Recentemente o deputado federal Márcio Jerry (PCdoB-MA) foi “assassinado” por hackers. A notícia de sua morte foi divulgada com detalhes impressionantes. Foto do avião espatifado, registro da aeronave, horário e local da queda, rota e nome dos pilotos e etc.

A situação esdrúxula obrigou Jerry a correr: “Estou vivo”, escreveu ele em suas redes.

O ministro da Justiça e Segurança diz que teve seu celular invadido e hackeado. Dilma, no exercício da presidência da República, teve seus emails expostos na feira do Guará.

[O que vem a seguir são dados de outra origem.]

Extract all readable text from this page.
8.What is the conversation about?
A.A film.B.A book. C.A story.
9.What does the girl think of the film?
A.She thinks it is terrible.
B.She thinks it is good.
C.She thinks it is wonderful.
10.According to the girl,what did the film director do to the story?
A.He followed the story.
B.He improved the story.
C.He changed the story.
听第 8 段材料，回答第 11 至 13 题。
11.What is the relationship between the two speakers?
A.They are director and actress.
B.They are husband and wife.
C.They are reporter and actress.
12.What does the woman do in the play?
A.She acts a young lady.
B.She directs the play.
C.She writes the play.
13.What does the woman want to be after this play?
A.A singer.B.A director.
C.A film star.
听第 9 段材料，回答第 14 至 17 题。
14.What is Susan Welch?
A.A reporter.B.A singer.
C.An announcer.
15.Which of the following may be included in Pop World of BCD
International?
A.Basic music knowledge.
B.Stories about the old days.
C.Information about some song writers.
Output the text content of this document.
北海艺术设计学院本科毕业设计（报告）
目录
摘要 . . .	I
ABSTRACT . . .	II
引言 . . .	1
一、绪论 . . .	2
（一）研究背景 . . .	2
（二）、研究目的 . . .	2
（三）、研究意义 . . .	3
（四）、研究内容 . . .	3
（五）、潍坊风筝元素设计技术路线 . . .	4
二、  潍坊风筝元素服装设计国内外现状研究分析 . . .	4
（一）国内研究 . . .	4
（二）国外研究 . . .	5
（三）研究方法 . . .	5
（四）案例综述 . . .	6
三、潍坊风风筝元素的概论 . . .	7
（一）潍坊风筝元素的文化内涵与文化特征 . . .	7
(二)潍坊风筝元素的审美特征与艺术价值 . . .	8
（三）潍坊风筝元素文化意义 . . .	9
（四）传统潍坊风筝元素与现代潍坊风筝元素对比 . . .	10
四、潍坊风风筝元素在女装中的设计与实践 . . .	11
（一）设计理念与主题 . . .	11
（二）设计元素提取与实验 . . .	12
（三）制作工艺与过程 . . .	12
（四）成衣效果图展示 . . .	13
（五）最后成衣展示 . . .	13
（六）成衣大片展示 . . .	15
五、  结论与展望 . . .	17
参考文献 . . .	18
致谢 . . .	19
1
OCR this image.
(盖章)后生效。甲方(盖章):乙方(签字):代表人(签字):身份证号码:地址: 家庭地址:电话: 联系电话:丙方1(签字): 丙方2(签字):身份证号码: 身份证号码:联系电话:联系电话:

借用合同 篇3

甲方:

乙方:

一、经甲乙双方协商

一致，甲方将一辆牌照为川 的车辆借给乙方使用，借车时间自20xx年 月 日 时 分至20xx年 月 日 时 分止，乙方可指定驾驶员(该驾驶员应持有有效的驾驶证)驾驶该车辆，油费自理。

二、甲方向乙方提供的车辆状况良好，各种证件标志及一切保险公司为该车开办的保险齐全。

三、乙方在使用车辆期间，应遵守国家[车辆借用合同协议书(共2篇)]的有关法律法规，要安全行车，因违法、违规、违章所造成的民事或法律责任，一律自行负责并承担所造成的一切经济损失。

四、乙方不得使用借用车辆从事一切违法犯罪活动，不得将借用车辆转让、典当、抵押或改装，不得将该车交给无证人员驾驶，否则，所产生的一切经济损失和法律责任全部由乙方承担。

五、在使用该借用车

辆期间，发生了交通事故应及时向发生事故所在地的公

A manipulação de megadados nas redes tem feito estragos pelo planeta. Ela é virtual, mas muito real. A campanha do Brexit é um bom exemplo do que está acontecendo.

Várias notícias falsas foram divulgadas durante o plebiscito. Apesar disto, a vitória não foi conquistada apenas pela extrema-direita com a ajuda das mentiras espalhadas pela Cambridge Analytica. Ela teve como cerne um slogan racional e genial: “Let´s take back control” ou “Vamos retomar o controle”.

O estrategista Dominic Cummings desprezou os eleitores tradicionais da direita e da esquerda. Usando algoritmos sofisticados e inteligência artificial, localizou e customizou sua comunicação para o eleitor “esquecido”, aquele que não votava em ninguém. O cidadão que viu sua vida piorar e que coloca a culpa no sistema.

Dominic conseguiu capturar e traduzir um sentimento-epidemia no mundo: a sensação de que o passado era mais seguro e melhor. Na iminência do fim do trabalho e da ditadura de corporações virtuais globais dirigidas por bilionários, é natural que pensem assim.

Nas eleições presidenciais de 2018, cerca de 42 milhões de brasileiros votaram nulo, branco ou simplesmente não compareceram. Bolsonaro ganhou com quase 58 milhões de votos. Haddad obteve 47 milhões. Uma diferença de menos de 11 milhões de votos.

Não é fácil dialogar e traduzir os sentimentos deste eleitor “oculto”. Encontrá-lo pode ser possível. Enquanto você lê este texto, o Facebook, o Twittter, ou a propaganda aí ao lado estão classificando você. Que páginas você abre? Que notícias curte ou compartilha?

O localizador do seu celular diz por onde você anda. O software de reconhecimento facial interpreta suas emoções. Dados pessoais viraram a maior commodity do século XXI. Segundo o historiador Harari, em pouco tempo a máquina vai lhe conhecer melhor do que você mesmo.

O liberalismo e o socialismo são filhos da revolução industrial. O que está emergindo transforma os meios de produção e o ambiente social de forma muito mais radical.

Após a queda do muro de Berlim, alguns profetizaram o fim da história e a consagração da democracia liberal. Ela agora está em xeque, parece incapaz de responder às contradições crescentes de um futuro cada vez mais próximo e incerto. Veremos algo novo?

O Brasil de Bolsonaro foi um “grito”. Pode ter sido o início, mas está longe de ser o fim.

Os 42 milhões de eleitores “não votantes” vão continuar dormindo diante da deterioração de suas vidas? Fazem parte de um equilibrado silêncio histórico estático? Algum “Dominic” conseguirá acordá-los? Se sim, que direção seguirão?

E se eles decidirem retomar o controle? Para onde iremos?